Cookie Consent by Privacy Policies Generator website
Menu

Chora na raka Shannen Doherty wierzy, że powstanie skuteczny lek na nowotwory

Chora na raka Shannen Doherty wierzy, że powstanie skuteczny lek na nowotwory
Shannen Doherty choruje na raka piersi od 2015 r. (Fot. Gregg DeGuire/FilmMagic)
Gwiazda serialu 'Beverly Hills, 90210' od ośmiu lat walczy z nowotworem piersi. W jednym z ostatnich wywiadów aktorka wyznała, że choroba postępuje – rak dał niedawno przerzuty do mózgu i kości. W nowym odcinku swojego podcastu Doherty przyznała, że ma nadzieję, iż doczeka się opracowania skutecznego leczenia.
Reklama
Reklama

Wiosną 2015 roku u Shannen Doherty zdiagnozowano raka piersi. Przed trzema laty aktorka podzieliła się z fanami smutną informacją – okazało się, że nastąpił u niej nawrót choroby. Gwiazda kultowego serialu "Beverly Hills, 90210" zapewniła jednak, że stara się nie tracić optymizmu.

"Tak naprawdę nigdy nie narzekam. Na tym etapie to po prostu część mojego życia" – wyznała w jednym z wywiadów. Latem Doherty wyznała, że nowotwór zaatakował ze zdwojoną mocą, dając przerzuty do mózgu. Zaledwie kilka miesięcy później w wywiadzie udzielonym magazynowi "People" aktorka ujawniła, że rak rozprzestrzenił się do jej kości. Obecnie znajduje się on w najbardziej zaawansowanym, IV stadium.

Mimo tak poważnych problemów zdrowotnych serialowa Brenda Walsh nadal ma w sobie niesłabnącą chęć do życia i wolę walki z wyniszczająca chorobą. "Nie chcę umierać. Nie skończyłam jeszcze z życiem. Nie skończyłam z kochaniem i tworzeniem. Wciąż mam nadzieję, że uda mi się zmienić wszystko na lepsze. Ludzie zakładają, że chorzy na raka nie mogą jeść, chodzić, pracować. Tak naprawdę jesteśmy bardzo energiczni, nadal chcemy cieszyć się życiem i iść do przodu" – wyznała.

O swoich zmaganiach z rakiem aktorka opowiada w uruchomionym niedawno podcaście "Let’s Be Clear with Shannen Doherty", którego premierowy odcinek ukazał się na początku grudnia. Jak sama podkreśliła, ma nadzieję na to, iż program ten będzie źródłem wiedzy dla pacjentów onkologicznych i ich rodzin, dlatego też do rozmowy zaprosi nie tylko znane postaci z show-biznesu, ale i lekarzy.

"Zgłębiamy wszystkie fazy i stadia choroby nowotworowej, mówimy nie tylko o radzeniu sobie z utratą włosów po chemioterapii, ale też o zachowaniu autentyczności w obliczu zmagań z rakiem" – zdradziła Doherty.

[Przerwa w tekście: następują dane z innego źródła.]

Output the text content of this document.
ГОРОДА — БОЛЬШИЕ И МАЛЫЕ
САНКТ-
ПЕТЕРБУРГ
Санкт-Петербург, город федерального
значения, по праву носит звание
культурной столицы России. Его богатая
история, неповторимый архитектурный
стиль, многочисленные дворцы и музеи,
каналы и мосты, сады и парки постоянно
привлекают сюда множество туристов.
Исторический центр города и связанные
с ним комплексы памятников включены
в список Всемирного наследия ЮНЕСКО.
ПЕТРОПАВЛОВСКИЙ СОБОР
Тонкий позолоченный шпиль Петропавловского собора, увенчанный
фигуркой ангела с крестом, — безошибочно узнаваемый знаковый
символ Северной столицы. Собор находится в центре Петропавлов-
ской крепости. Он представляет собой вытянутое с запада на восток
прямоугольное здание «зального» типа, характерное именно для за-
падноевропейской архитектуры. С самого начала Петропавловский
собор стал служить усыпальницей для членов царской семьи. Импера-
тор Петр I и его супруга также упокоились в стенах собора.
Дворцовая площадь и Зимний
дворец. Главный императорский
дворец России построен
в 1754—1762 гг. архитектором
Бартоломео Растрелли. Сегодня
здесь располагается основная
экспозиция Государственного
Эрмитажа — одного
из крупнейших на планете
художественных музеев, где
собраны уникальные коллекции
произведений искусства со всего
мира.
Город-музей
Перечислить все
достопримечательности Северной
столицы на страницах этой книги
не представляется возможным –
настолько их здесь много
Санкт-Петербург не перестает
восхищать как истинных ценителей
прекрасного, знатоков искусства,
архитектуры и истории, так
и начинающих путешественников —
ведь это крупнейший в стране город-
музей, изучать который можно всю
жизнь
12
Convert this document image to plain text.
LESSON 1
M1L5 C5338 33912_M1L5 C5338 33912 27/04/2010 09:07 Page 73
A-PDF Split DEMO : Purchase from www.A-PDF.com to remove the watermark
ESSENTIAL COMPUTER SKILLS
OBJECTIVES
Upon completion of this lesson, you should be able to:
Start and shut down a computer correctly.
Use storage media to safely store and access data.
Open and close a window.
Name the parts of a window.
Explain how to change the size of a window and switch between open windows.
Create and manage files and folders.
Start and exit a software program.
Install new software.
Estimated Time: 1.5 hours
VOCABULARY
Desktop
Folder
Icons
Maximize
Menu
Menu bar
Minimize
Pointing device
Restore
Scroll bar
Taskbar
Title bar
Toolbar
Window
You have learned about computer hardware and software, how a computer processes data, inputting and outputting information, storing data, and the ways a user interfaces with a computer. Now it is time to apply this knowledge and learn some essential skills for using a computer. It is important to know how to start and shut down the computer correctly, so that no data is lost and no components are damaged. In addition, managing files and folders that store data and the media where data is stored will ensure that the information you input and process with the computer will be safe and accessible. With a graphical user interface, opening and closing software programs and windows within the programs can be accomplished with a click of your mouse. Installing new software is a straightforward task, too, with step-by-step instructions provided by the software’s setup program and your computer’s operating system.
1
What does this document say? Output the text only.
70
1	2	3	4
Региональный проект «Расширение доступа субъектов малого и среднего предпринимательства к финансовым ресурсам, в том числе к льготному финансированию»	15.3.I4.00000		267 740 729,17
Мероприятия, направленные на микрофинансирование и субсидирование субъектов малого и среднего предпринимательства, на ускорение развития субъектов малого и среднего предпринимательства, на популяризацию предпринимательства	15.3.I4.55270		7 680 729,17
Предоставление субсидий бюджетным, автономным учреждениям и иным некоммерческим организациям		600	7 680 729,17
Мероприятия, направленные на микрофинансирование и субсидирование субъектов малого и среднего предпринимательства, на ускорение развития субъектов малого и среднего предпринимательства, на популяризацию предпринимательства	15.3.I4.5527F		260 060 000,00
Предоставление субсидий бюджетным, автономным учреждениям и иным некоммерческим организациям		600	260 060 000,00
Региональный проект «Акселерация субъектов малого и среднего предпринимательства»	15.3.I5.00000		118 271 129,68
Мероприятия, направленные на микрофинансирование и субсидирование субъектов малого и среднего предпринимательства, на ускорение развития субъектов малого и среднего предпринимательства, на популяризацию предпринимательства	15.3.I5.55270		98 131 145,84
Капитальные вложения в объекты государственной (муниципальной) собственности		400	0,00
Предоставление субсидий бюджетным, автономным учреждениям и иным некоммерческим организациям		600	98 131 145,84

Zgodnie z obietnicą w najnowszym odcinku podcastu pojawił się dr Lawrence Piro, onkolog, który od wielu lat zajmuje się badaniami nad rakiem i opracowywaniem metod leczenia nowotworów. Rozmawiając ze światowej klasy specjalistą, Doherty przyznała, że zgodnie z jej wiedzą prognozy co do wynalezienia remedium na tę chorobę, są optymistyczne. Gwiazda liczy więc na to, że doczeka się przełomu w medycynie.

"Muszę wytrzymać jeszcze trzy lata, może pięć. Jestem pewna, że w ciągu tych pięciu lat pojawią się zupełnie nowe opcje, co ostatecznie doprowadzi do wynalezienia lekarstwa" – stwierdziła aktorka.

Dr Piro natychmiast pochwalił jej podejście. I porównał leczenie raka do wyścigów konnych. "Zawsze powtarzam pacjentom, że to niesamowicie ważne, by o każdej terapii myśleć jak o koniu na wyścigach. Podczas wyścigów jeździsz na danym koniu, dopóki jest to możliwe. Potem przesiadasz się na innego konia. Masz nadzieję, że uda ci się przejechać kilka okrążeń, a potem pojawi się nowy zestaw koni, dzięki czemu wyścig może być znacznie dłuższy" – wyjaśnił ekspert.

Aktorka przyznała się także, iż w 2017 roku przerwała leczenie. Była wówczas przekonana, że nowotwór wywołało u niej poddanie się procedurze zapłodnienia pozaustrojowego. "Miałam za sobą kilka prób. Od wielu kobiet słyszałam, że po in vitro wykryto u nich raka. Wierzyłam, że pompowanie hormonów w swój organizm zwiększa ryzyko nowotworu. Kiedy dostałam dobre wyniki badań, zrezygnowałam z przyjmowania leków. Nadal desperacko chciałam mieć dziecko, nie tylko dla siebie, ale i dla mojego męża, dla naszego małżeństwa" – zdradziła gwiazda.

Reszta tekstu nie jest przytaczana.